Francis Wurtz era indignato e scandalizzato per la documentazione firmata da i reclusi senza interprete e che non conoscevano la lingua italiana. Ognuno aveva un tassello per ricostruire il mosaico della vergogna: dietro il cortile, all'ingresso, coperti dagli sguardi indiscreti delle persone i grandi container tipici nella forma di queste strutture, con in più un'uscita che immette direttamente nell'aeroporto. Vittorio Agnoletto ha descritto le pessime condizioni igienico-sanitarie del centro, anche quando non è stracolmo come accade per quattro mesi l'anno. Acqua salmastra per lavarsi, acqua da bere razionata (mezzo litro al giorno a persona) e poi tra i tanti elementi oscuri, il fatto che buona parte dei reclusi abbiano dichiarato di provenire da Palestina e Iraq e che pur potendo chiedere asilo non risulta l'abbiamo mai fatto. «E' emblematico - accenna Luisa Morgantini - il caso di un cittadino sharawi, che risulta invece identificato come marocchino quando il Marocco non riconosce l'esistenza del popolo sharawi». E poi le date dei fogli di trattenimento corrette a mano, la presenza di 571 cartelle cliniche relative al mese di giugno a dimostrare che oltre mille persone trattenute non sono state sottoposte ad alcun accertamento medico. L'assenza di assistenza legale è prassi, norma che conferma ancora di più l'urgenza di un'azione complessiva sul tema. Roberto Musacchio, capogruppo Prc, considera questa prima visita come il risultato del mandato conferito ad aprile dal Parlamento europeo che ha denunciato quanto avviene quotidianamente a Lampedusa. Tobias Pfluger (Pds) si è vergognato come cittadino tedesco di come siano state messe in pratica le decisioni del proprio ministro dell'Interno Schilly.

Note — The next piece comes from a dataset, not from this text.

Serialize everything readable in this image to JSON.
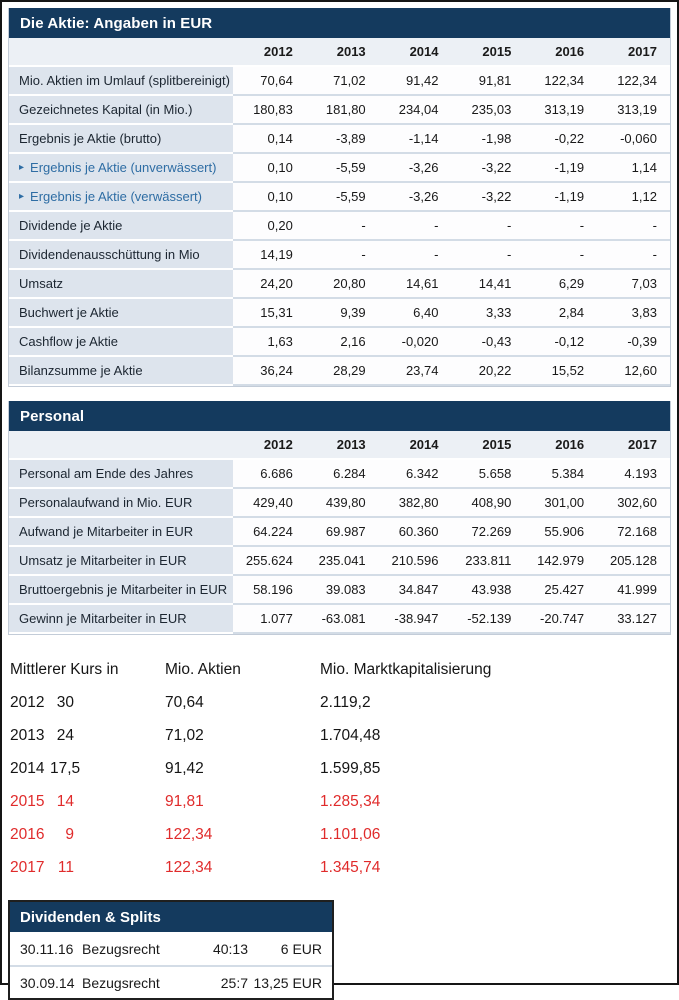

A questo punto resta centrale l'appuntamento del 15 settembre, quando una delegazione ufficiale del Parlamento europeo (Commissione per le libertà pubbliche) tornerà a Lampedusa. Fuori dal recinto, giornalisti e militanti antirazzisti hanno appeso alle sbarre due bandiere della pace. Un'operatrice del centro si è sentita provocata dal gesto: «siamo in pace, non in guerra» «perché allora il filo spinato?», le è stato risposto «perché abbiamo paura di loro», erano mille ha risposto confermando con le proprie parole la stupidità delle galere etniche.
La visita degli europarlamentari, le loro reazioni spontanee e prive di mediazioni porteranno in sede europea un ennesimo elemento di vergogna per il governo del nostro paese.